With a book title like “Greedy Bastards,” you’d expect MSNBC’s Dylan Ratigan to have a naughty list. But the television host and first time author swears he’s not talking about specific individuals in his brand new book, it’s bad behavior that’s getting to him. “There’s a fantasy that we all have that if we could find a room full of ‘Greedy Bastards’ that we would solve [the country’s] problems,” he said. “But unfortunately the problem is just a little bit more complex.”
Being a problem solver is how Ratigan has branded himself in the two and a half years he’s been at MSNBC and the book is an extension of that. He calls out bad behavior, acknowledges those in the country who are actually solving stuff when it comes to issues like education, health care and clean energy, all the while spewing out his own ideas faster than Newt Gingrich.

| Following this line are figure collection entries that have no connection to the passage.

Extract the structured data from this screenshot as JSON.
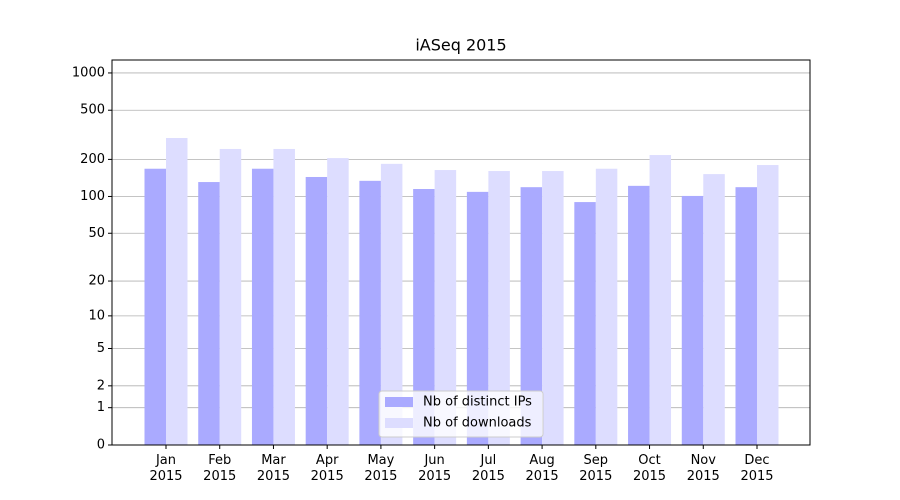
{
  "chart_data": {
    "type": "bar",
    "title": "iASeq 2015",
    "categories": [
      "Jan\n2015",
      "Feb\n2015",
      "Mar\n2015",
      "Apr\n2015",
      "May\n2015",
      "Jun\n2015",
      "Jul\n2015",
      "Aug\n2015",
      "Sep\n2015",
      "Oct\n2015",
      "Nov\n2015",
      "Dec\n2015"
    ],
    "series": [
      {
        "name": "Nb of distinct IPs",
        "color": "#aaaaff",
        "values": [
          168,
          131,
          168,
          144,
          134,
          115,
          109,
          119,
          90,
          122,
          101,
          119
        ]
      },
      {
        "name": "Nb of downloads",
        "color": "#ddddff",
        "values": [
          298,
          243,
          243,
          205,
          184,
          164,
          161,
          161,
          168,
          217,
          152,
          180
        ]
      }
    ],
    "yscale": "log1p",
    "ylim": [
      0,
      1272
    ],
    "yticks": [
      0,
      1,
      2,
      5,
      10,
      20,
      50,
      100,
      200,
      500,
      1000
    ],
    "grid": true,
    "legend": "lower center"
  }
}
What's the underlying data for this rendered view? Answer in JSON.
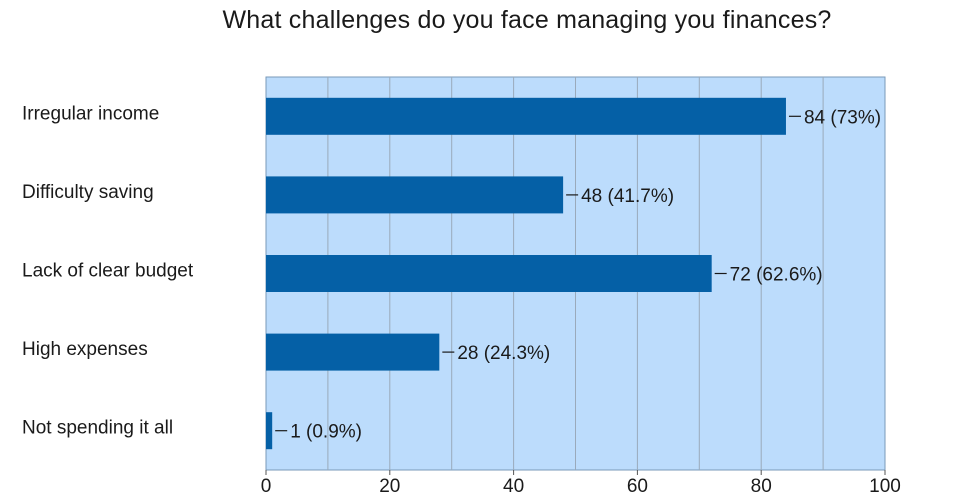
{
  "chart_data": {
    "type": "bar",
    "orientation": "horizontal",
    "title": "What challenges do you face managing you finances?",
    "categories": [
      "Irregular income",
      "Difficulty saving",
      "Lack of clear budget",
      "High expenses",
      "Not spending it all"
    ],
    "values": [
      84,
      48,
      72,
      28,
      1
    ],
    "value_labels": [
      "84 (73%)",
      "48 (41.7%)",
      "72 (62.6%)",
      "28 (24.3%)",
      "1 (0.9%)"
    ],
    "xlim": [
      0,
      100
    ],
    "xticks": [
      0,
      20,
      40,
      60,
      80,
      100
    ],
    "grid": true,
    "colors": {
      "bar": "#0560a6",
      "plot_background": "#bcdcfc",
      "gridline": "#9aaabb"
    }
  }
}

At first people didn’t know quite what to make of him. “The liberals don’t like you because they think you’re a Wall Street guy,” he said, referencing his CNBC roots. “And the conservatives don’t like you because they think you’re a liberal on MSNBC.”
Now, however, Ratigan feels like people understand he’s not perfectly partisan. “I feel like for the first time since I’ve been doing this I’m being judged and evaluated and criticized more for what I actually think and am trying to do, which is much more rewarding than having to fight ghosts that aren’t real.”
And in the eyes of Ratigan, that’s what’s wrong with American politics, anyway. “It’s a sport — that your point of view on abortion or the environment should have something to do with your point of view on the financial system and investment — it’s truly insane,” he said. “And so what I’m hoping to push … is to encourage people to fill the stadium, not to encourage one party to fight the other, but to debate around issues that we need to talk about.”